A Coordenadoria de Defesa do Consumidor (Procon) de Londrina encaminhou ontem à Promotoria de Defesa do Consumidor 85 reclamações de consumidores que fizeram contratos de leasing cambial para a compra de veículos. As reclamações foram registradas nos últimos 15 dias, depois da supervalorização do dólar. O promotor de defesa do consumidor Leonir Batisti deve se pronunciar hoje sobre os pedidos. A expectativa é de que a promotoria possa entrar com uma ação civil pública coletiva para garantir um reajuste menor que a variação cambial registrada em janeiro.
‘‘Na atual circustância, os reajustes chegam a cerca de 70%, isto sem dúvida significa um desequilíbrio para uma das partes’’, afirmou ontem à tarde a coordenadora do Procon, Sheila Azzalini de Ângelo. Segundo ela, o Código de Defesa do Consumidor garante a revisão contratual nestes casos. Os contratos de leasing cambial sofreram um reajuste repentino em virtude da desvalorização do real frente ao dólar. Consumidores alegam que não têm como pagar as prestações reajustadas.

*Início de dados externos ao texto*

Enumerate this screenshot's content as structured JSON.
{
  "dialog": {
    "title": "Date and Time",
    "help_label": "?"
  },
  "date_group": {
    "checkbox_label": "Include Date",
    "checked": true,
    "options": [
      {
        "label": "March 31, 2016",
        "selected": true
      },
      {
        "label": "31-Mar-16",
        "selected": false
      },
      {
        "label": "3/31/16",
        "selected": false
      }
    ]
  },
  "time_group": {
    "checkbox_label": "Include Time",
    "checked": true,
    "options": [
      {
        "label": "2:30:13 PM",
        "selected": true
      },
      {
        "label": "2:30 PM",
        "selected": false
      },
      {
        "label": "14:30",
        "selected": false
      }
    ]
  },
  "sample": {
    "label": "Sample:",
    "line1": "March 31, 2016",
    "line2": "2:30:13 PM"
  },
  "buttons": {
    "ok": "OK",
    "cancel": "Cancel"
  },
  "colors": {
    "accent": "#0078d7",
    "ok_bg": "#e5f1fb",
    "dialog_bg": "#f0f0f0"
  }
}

Ontem foi o primeiro dia de atividades da coordenadora do Procon de Londrina, depois das férias. Mas nos últimos dias a grande movimentação nos corredores do órgão acabou obrigando os funcionários a despachar e organizar os processos. Segundo informou a coordenadora, independente de uma possível ação da promotoria de defesa do consumidor, o Procon já agendou audiências com as instituições financeiras e montadoras entre 9 e 19 deste mês.
‘‘De qualquer forma esperamos que este esforço resulte em acordo entre as partes’’, afirmou a promotora. Ela explicou ainda que, no caso de não ocorrer um acordo, uma ação coletiva traria vantagens para os consumidores, que ficariam livres dos custos resultantes do trâmite no Judiciário. De acordo com Sheila Azzalini, uma ação individual pode custar inicialmente R$ 600,00, fora os honorários advocatícios.